Вы, очевидно, совсем не помните Гая, виделись Вы только на том банкете в комендантской резиденции. Мина, возможно, и вспомнит его: молодой английский офицер, появился в Мирате после смерти второго мужа Сюзан, полковника Меррика. Он ехал с нами на поезде в Ранпур, помните тот жуткий случай: поезд остановили бандиты. Многих поубивали. Гай должен был ехать в Дели и оттуда лететь в Англию, но решил завернуть в Ранпур проведать нас, так он и очутился на прощальном банкете. Ему случалось бывать в Панкоте и раньше, в 1945 году, правда недолго, и, конечно же, ему очень интересно, каков Панкот ныне.

Искренне надеюсь, что полковник Смолли уже поправляется. Меня очень огорчила его болезнь. Я по сей день храню сандаловую шкатулку, он подарил ее мне, когда я уходила из женской вспомогательной службы. (Вы с ним всегда были для меня просто Слоник и Люси, можно ли мне называть Вас так сейчас, через столько лет?)

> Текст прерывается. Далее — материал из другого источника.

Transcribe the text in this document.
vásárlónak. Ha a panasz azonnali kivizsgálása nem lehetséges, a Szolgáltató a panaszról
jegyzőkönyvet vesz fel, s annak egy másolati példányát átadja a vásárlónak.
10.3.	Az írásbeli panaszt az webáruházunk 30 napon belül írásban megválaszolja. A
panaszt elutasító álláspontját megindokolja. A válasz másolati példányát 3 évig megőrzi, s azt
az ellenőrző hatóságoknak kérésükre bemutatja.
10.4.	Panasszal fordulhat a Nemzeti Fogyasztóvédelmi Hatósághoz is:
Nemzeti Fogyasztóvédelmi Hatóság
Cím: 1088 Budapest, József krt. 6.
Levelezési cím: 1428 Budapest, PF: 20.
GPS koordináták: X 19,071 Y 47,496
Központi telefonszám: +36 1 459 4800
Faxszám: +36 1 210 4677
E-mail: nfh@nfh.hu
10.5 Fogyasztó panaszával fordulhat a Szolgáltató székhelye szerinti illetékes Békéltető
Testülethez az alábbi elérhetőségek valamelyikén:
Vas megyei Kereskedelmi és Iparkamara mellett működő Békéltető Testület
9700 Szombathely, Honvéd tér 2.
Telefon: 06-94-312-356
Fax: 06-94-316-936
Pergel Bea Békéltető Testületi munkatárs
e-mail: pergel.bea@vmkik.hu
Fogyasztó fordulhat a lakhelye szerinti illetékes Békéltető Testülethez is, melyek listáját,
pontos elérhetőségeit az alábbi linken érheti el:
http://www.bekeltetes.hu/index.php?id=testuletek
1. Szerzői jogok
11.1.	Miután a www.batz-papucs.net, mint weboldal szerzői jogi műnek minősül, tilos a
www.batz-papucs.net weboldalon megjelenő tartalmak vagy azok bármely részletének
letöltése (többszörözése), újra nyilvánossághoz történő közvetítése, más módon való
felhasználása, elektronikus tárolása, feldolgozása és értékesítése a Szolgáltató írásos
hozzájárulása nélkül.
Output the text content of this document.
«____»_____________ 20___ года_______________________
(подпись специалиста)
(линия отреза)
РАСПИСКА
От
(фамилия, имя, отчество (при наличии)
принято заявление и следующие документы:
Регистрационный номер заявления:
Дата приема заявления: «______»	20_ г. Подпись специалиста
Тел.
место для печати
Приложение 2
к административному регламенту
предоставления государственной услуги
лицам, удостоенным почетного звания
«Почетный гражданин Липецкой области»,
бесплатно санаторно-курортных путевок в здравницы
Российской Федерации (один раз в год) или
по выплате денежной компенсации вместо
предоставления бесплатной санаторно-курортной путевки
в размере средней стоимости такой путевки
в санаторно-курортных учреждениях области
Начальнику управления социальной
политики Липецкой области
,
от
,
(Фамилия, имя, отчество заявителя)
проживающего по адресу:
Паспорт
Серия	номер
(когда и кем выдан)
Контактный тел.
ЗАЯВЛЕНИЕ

Пишу Вам еще и потому, что дала Ваш адрес и номер телефона одному очень приятному молодому человеку, Дэвиду Тернеру, некогда он учился у Гая, а сейчас собирается в Индию (в апреле) читать лекции в университетах и собирать материал для диссертации. Маршрут его следования проходит и через Ранпур, поэтому мы посоветовали ему на денек-другой заглянуть в Панкот и подышать горным воздухом. Он вылетает в Дели 10 апреля. Лекции у него начинаются в сезон дождей, когда возобновятся занятия в университетах, но он хочет увидеть как можно больше и еще побывать в Бангладеш (туда сейчас вся молодежь стремится). Он уже бывал в Индии, в Калькутте у него друзья. Около месяца у него уйдет на то, чтобы акклиматизироваться и поездить по стране. Ему бы очень хотелось поговорить с англичанами, оставшимися в Индии, и знакомству с Вами он будет очень рад. Между прочим, он очень хороший фотограф-любитель, интересуется старыми английскими надгробиями и усыпальницами (у меня от них мурашки по спине бегут!), я сказала ему, что в Панкоте на кладбище он найдет семейные памятники Мьюиров и Лейтонов. Он обещал их сфотографировать (если, конечно, сможет опознать). Я не сомневаюсь, что он попытается связаться с Вами, очевидно, в конце апреля, но, учитывая, что нынешняя молодежь не любит церемониться, он, возможно, приедет без уведомления. Не беспокойтесь, ни малейших хлопот он Вам не доставит. Мы с Гаем его очень любим. Я сказала ему, что в Панкоте есть новая гостиница „Шираз“, да и „У Смита“ можно остановиться. Если хотите, чтобы он привез Вам что-нибудь из Англии, напишите, я достану и передам с ним. Письмо от Вас еще успеет дойти до его отъезда; правда, придется поспешить. Во всяком случае я перешлю с Дэвидом кое-что для Мины. Еще раз благодарю Вас за любезное и приятное письмо. Пишите и впредь, не забывайте нас. Желаю Вам обоим всего самого наилучшего. Сара».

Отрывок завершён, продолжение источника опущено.